Advancements in medical technology have long inspired global health pioneers, who envision ways that new technologies might bridge deficits in skilled labor, infrastructure, and access to resources in developing nations. In the current era, there have been rapid advancements in medically applied Artificial Intelligence (AI), a versatile, complex, and powerful set of tools capable of performing specific tasks which normally require human intelligence. The applications of AI technologies in medicine have grown considerably and are now developed in nearly every medical specialty.1-5

However, due to the complexity of medical AI systems, and their reliance on access to unique resources, these applications are applied almost exclusively within the developed world. Despite limitations, there is growing interest in leveraging AI to address healthcare issues facing the developing world. Proof of concept AI-based Global Health Initiatives (GHI) exists. I gap in knowledge, however, remains regarding how to develop an effective and sustainable approach to AI-based GHI. In this paper, we provide context to the current state of AI-based GHI, exploring pertinent lessons from past technology-centered global health initiatives.

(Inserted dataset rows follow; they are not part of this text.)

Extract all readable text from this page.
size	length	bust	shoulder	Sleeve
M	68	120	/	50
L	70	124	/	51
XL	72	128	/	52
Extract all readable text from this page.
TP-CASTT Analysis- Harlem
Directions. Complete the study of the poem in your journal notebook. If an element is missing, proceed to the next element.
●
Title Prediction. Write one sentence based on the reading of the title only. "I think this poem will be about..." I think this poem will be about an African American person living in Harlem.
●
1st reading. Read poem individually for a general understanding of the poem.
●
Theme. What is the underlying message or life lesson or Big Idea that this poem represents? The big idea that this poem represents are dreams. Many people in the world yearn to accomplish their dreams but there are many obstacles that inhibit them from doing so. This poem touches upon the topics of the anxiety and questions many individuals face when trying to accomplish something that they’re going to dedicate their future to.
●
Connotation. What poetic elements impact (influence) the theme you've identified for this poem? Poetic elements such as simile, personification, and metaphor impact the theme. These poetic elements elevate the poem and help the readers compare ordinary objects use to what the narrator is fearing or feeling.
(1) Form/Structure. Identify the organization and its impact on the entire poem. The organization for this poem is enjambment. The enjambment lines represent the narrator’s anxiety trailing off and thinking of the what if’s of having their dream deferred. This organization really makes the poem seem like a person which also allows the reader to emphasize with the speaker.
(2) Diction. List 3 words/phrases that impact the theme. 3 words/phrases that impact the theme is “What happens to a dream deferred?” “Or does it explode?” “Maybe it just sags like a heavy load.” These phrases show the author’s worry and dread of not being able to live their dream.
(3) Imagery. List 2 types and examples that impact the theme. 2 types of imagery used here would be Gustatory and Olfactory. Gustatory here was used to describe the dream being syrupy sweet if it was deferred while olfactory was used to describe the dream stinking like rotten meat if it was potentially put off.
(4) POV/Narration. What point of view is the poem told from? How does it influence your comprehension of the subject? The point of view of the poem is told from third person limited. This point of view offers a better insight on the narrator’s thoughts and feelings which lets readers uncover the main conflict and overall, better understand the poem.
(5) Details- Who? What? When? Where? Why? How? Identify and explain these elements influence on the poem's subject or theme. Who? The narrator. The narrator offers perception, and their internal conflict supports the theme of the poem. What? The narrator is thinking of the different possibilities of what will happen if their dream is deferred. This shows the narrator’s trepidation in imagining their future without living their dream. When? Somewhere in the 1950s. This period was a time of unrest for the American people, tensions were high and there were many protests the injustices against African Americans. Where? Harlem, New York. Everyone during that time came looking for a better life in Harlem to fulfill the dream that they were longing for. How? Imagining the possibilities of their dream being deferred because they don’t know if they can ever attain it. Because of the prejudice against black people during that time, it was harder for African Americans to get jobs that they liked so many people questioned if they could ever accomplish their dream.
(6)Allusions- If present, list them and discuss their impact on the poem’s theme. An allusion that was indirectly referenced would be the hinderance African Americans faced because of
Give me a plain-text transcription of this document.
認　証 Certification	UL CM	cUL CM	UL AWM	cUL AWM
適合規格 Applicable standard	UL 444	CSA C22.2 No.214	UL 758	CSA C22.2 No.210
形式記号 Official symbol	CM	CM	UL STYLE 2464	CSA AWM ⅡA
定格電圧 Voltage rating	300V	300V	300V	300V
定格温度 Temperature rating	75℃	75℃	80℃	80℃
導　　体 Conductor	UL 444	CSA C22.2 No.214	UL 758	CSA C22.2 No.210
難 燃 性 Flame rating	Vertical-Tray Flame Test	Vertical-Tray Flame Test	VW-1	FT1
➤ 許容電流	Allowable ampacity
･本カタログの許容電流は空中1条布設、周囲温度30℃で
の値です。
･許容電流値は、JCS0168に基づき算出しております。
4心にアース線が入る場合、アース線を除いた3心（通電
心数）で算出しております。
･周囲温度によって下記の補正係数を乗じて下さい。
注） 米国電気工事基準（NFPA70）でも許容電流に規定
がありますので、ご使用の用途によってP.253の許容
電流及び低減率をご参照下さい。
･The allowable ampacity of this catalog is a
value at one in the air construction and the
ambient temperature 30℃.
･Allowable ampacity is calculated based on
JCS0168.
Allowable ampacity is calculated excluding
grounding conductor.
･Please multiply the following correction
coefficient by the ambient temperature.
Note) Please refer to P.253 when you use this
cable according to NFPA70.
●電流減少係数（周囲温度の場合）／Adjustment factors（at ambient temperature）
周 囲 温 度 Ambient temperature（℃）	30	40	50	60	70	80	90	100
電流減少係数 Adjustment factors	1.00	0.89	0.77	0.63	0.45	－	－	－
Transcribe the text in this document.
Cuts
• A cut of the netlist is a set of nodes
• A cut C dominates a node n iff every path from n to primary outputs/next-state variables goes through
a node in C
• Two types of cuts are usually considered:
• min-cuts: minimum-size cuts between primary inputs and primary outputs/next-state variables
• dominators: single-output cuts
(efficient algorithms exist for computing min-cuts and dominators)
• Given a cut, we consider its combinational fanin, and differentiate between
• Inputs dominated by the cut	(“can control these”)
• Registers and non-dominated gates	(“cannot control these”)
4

We propose a conceptual model to guide the development of sustainable AI models applied in a global health context and provide clear directions for future research endeavors in order to expand upon this framework.

2. AI and Global Health

A modest number of AI-based global health initiatives have arisen within the last 10 years.6 Several implementation models have been developed for resource-poor settings.7-21 AI model concepts are applicable in: (1) creating intelligent Electronic Health Records (EHR), (2) performing bio-surveillance, (3) diagnosing disease, (4) assisting in clinical decision making, and (5) optimizing planning and scheduling processes.

Design requirements for the creation of large database technologies in low-resource settings have previously been established.22 Adapted for AI initiatives, we pose design requirements to include: (1) a model—access to clean, large, and inclusive datasets for model generation; (2) personnel—skilled programmers and data scientists; (3) processes—an accurate, continued stream of information flow, and availability of knowledgeable physician/subject matter experts to assess end goal achievement; and (4) infrastructure—a dependable network on which models will run, including access to reliable power and network connectivity.22 Achievement of these requirements is the first step toward the realization of a fully formed AI-based GHI. However, to ensure sustainable model deployment, attention must be paid toward durable access to essential resources and sustained capacity for model maintenance. AI is still at baseline a technology that comes with a “principled set of considerations” that will be important for its utilization, standardization, and sustainable deployment in a given GHI.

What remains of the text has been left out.